Le cinéaste Bong Joon-ho nous revient palmé d’or avec un captivant spectacle, nous clouant sur notre siège tout en traçant un portrait  implacable des inégalités sociales extrêmes dans le monde contemporain, et en particulier dans sa Corée du Sud natale.

 

Géographie sociale : deux mondes, deux quartiers

Dans Parasite, deux mondes se côtoient sans vraiment se rencontrer ; s’affrontent malgré les apparences trompeuses de civilité, et se contaminent : celui des nantis américanisés jusqu’à l’os (la famille Park, vivant dans l’opulence climatisée d’une villa design perchée sur une colline résidentielle) et celui des laissés-pour-compte (la famille Kim, prolétaires entassés dans un taudis insalubre et étriqué placé en entresol d’un quartier inondable). Les seconds tenteront de prendre une part du gâteau en entrant au service domestique des premiers (le fils comme prof d’anglais, la fille comme « art-thérapeute », le père comme chauffeur, la mère comme gouvernante), au fur et à mesure de stratagèmes d’infiltration élaborés.

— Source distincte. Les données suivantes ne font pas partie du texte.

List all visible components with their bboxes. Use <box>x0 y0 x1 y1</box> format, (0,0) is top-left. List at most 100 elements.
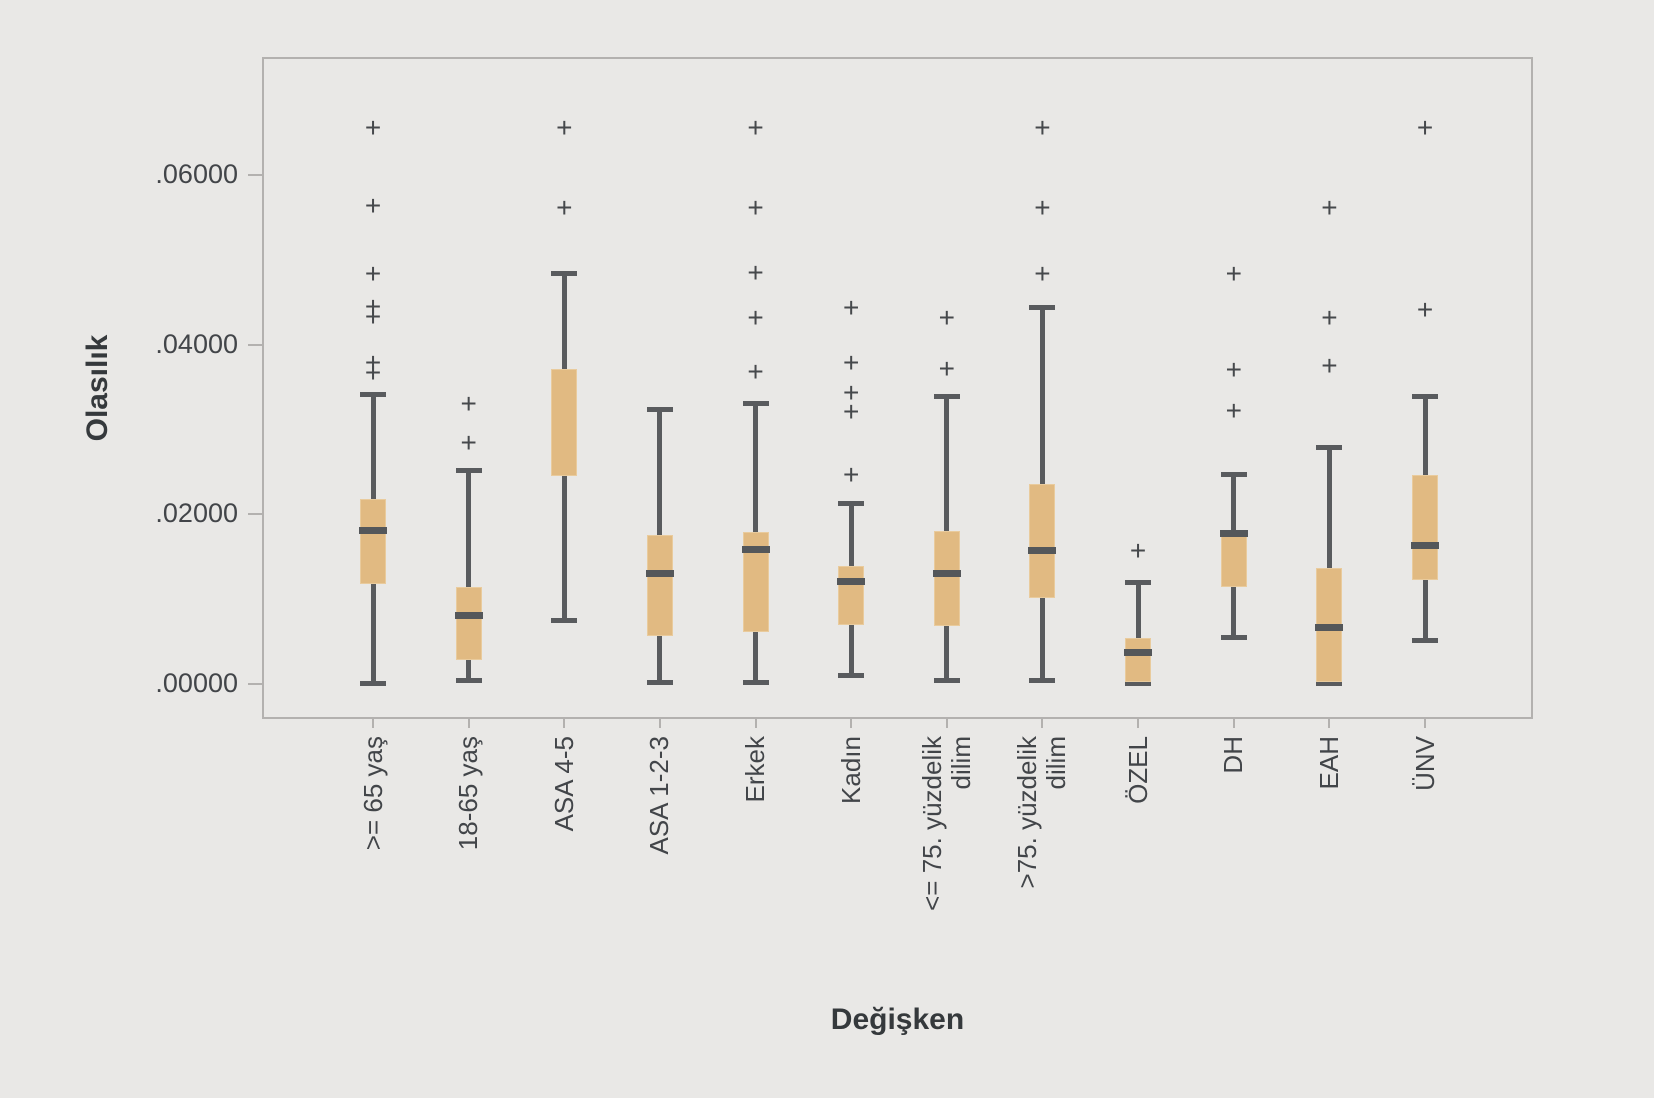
outlier-marker: + <box>556 112 573 144</box>
y-tick-label: .00000 <box>155 668 238 699</box>
whisker-cap-bottom <box>838 672 865 678</box>
x-tick-mark <box>1424 719 1427 728</box>
median-line <box>932 570 961 578</box>
outlier-marker: + <box>1416 293 1434 325</box>
outlier-marker: + <box>1034 192 1051 224</box>
median-line <box>1411 541 1440 549</box>
outlier-marker: + <box>1321 192 1338 224</box>
whisker-line <box>466 470 472 681</box>
x-tick-mark <box>1328 719 1331 728</box>
x-category-label: Kadın <box>835 736 866 804</box>
whisker-cap-top <box>838 500 865 506</box>
x-tick-mark <box>1041 719 1044 728</box>
box-rect <box>455 586 482 661</box>
outlier-marker: + <box>1321 349 1338 381</box>
y-axis-title: Olasılık <box>81 334 114 442</box>
box-rect <box>646 534 673 636</box>
x-category-label: >= 65 yaş <box>357 736 388 851</box>
outlier-marker: + <box>556 192 573 224</box>
whisker-cap-top <box>360 391 386 397</box>
y-tick-label: .02000 <box>155 498 238 529</box>
outlier-marker: + <box>843 395 860 427</box>
outlier-marker: + <box>747 355 764 387</box>
y-tick-label: .06000 <box>155 158 238 189</box>
box-rect <box>1220 530 1247 587</box>
whisker-line <box>1135 582 1141 685</box>
x-category-label: DH <box>1218 736 1249 774</box>
y-tick-mark <box>248 683 262 686</box>
y-tick-label: .04000 <box>155 328 238 359</box>
median-line <box>454 611 483 619</box>
y-tick-mark <box>248 513 262 516</box>
outlier-marker: + <box>364 112 382 144</box>
whisker-cap-top <box>1412 393 1439 399</box>
outlier-marker: + <box>1034 258 1051 290</box>
whisker-cap-bottom <box>1220 634 1247 640</box>
outlier-marker: + <box>364 190 382 222</box>
x-tick-mark <box>658 719 661 728</box>
x-tick-mark <box>1137 719 1140 728</box>
x-tick-mark <box>945 719 948 728</box>
whisker-cap-bottom <box>1125 681 1152 687</box>
outlier-marker: + <box>747 302 764 334</box>
median-line <box>1315 623 1344 631</box>
outlier-marker: + <box>843 377 860 409</box>
whisker-cap-top <box>455 468 482 474</box>
x-category-label: ASA 1-2-3 <box>644 736 675 855</box>
median-line <box>837 578 866 585</box>
outlier-marker: + <box>938 353 956 385</box>
whisker-cap-top <box>742 401 769 407</box>
box-rect <box>838 566 865 625</box>
whisker-cap-bottom <box>933 677 960 683</box>
outlier-marker: + <box>747 257 764 289</box>
median-line <box>1124 649 1153 657</box>
whisker-cap-bottom <box>1029 677 1056 683</box>
y-tick-mark <box>248 343 262 346</box>
whisker-cap-top <box>933 393 960 399</box>
median-line <box>359 527 387 535</box>
median-line <box>1219 529 1248 537</box>
x-category-label: ASA 4-5 <box>548 736 579 832</box>
x-tick-mark <box>1232 719 1235 728</box>
outlier-marker: + <box>747 192 764 224</box>
whisker-cap-top <box>1125 580 1152 586</box>
x-category-label: 18-65 yaş <box>453 736 484 851</box>
whisker-cap-bottom <box>646 679 673 685</box>
x-category-label: ÜNV <box>1409 736 1440 791</box>
x-tick-mark <box>467 719 470 728</box>
whisker-cap-top <box>1029 305 1056 311</box>
whisker-cap-bottom <box>1412 637 1439 643</box>
x-tick-mark <box>563 719 566 728</box>
outlier-marker: + <box>938 302 956 334</box>
x-axis-title: Değişken <box>830 1003 965 1036</box>
x-category-label: <= 75. yüzdelik dilim <box>916 736 976 911</box>
box-rect <box>551 369 578 477</box>
whisker-cap-top <box>1316 445 1343 451</box>
outlier-marker: + <box>843 292 860 324</box>
outlier-marker: + <box>364 258 382 290</box>
box-rect <box>1125 637 1152 683</box>
outlier-marker: + <box>1225 354 1242 386</box>
outlier-marker: + <box>364 356 382 388</box>
box-rect <box>360 499 386 585</box>
outlier-marker: + <box>1225 258 1242 290</box>
whisker-cap-bottom <box>455 677 482 683</box>
outlier-marker: + <box>364 346 382 378</box>
x-category-label: ÖZEL <box>1122 736 1153 804</box>
outlier-marker: + <box>747 112 764 144</box>
whisker-line <box>1326 447 1332 685</box>
x-tick-mark <box>850 719 853 728</box>
x-tick-mark <box>754 719 757 728</box>
median-line <box>741 545 770 553</box>
whisker-cap-bottom <box>551 617 578 623</box>
outlier-marker: + <box>1225 394 1242 426</box>
box-rect <box>1029 483 1056 599</box>
outlier-marker: + <box>460 427 477 459</box>
outlier-marker: + <box>1034 112 1051 144</box>
whisker-cap-top <box>646 407 673 413</box>
outlier-marker: + <box>460 388 477 420</box>
outlier-marker: + <box>1416 112 1434 144</box>
x-tick-mark <box>372 719 374 728</box>
outlier-marker: + <box>364 290 382 322</box>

Dans le dispositif que met en place le réalisateur, les riches Park sont mielleux et guindés. Ils vivent en hauteur, au grand air, mais aussi à l’abri – du besoin, des intempéries – dans un univers à la fois spacieux, luxueux et aseptisé. Ce sont des figures lisses et simplettes (l’épouse en particulier), loin des portraits de grands bourgeois « requins » qui émaillent les productions culturelles depuis deux siècles. Mais leur apparente avenance (ils ne semblent faire sciemment de mal à personne) dissimule mal certaines failles…

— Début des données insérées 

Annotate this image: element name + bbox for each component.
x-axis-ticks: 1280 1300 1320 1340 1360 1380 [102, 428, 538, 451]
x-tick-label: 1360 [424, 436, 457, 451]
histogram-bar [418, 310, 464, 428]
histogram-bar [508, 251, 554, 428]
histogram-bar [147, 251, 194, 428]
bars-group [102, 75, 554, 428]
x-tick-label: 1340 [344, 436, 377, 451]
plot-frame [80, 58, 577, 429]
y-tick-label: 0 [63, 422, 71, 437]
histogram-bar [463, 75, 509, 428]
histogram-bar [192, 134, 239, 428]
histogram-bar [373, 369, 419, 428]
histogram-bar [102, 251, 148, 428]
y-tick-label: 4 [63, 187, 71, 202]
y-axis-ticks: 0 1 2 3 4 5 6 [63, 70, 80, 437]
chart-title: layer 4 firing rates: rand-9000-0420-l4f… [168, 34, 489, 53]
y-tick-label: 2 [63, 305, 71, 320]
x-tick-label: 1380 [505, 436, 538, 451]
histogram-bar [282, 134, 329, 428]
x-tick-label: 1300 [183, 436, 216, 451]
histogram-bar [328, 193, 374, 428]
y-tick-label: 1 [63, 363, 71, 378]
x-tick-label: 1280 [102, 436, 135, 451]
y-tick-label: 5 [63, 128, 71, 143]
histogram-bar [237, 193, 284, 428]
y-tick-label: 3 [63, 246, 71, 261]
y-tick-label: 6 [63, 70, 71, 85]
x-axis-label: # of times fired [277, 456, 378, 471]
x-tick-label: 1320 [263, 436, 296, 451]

Quant aux laissés-pour-compte, au début ils vivent de petits boulots, de combines qui souvent ne mènent à rien. Ils stagnent dans une précarité profonde présentée comme une part constituante de leur tempérament – l’un des membres de cette famille se dit un « raté ». Ils ont cependant des qualités susceptibles de les sortir de l’impasse : manipulateurs, offensifs, audacieux, cyniques, ils profitent de la crédulité et des fragilités de la famille Park pour s’introduire chez elle, vivre à ses dépens, voire concevoir le rêve de prendre sa place en son palais high tech.

 

Echos de films antérieurs

La critique, majoritairement dithyrambique, ne lésine pas sur les rapprochements plus ou moins justifiés avec d’autres films. Ceux de Bong Joon-ho lui-même, évidemment. Jean-Michel Frodon écrit avec raison dans Slate : « Les multiples jeux sur la verticalité font écho à l'importance du mouvement horizontal vers l'avant des personnages dans Snowpiercer ». On pense aussi à Burning du Sud-Coréen Lee Chang-dong (2018), où deux jeunes hommes de condition sociale différente se font face, attirés qu’ils sont par la même jeune femme ; à Une affaire de famille du Japonais Hirokazu Kore-eda (Palme d’Or à Cannes l’année dernière),  à Affreux, sales et méchants de l’Italien Ettore Scola (1976)… pour ce qui concerne la caractérisation de cette famille de dupeurs invétérés que forment les quatre Kim ; à la comédie italienne satirique en général, façon Les Monstres (1963) ou L’Art de se débrouiller (1954).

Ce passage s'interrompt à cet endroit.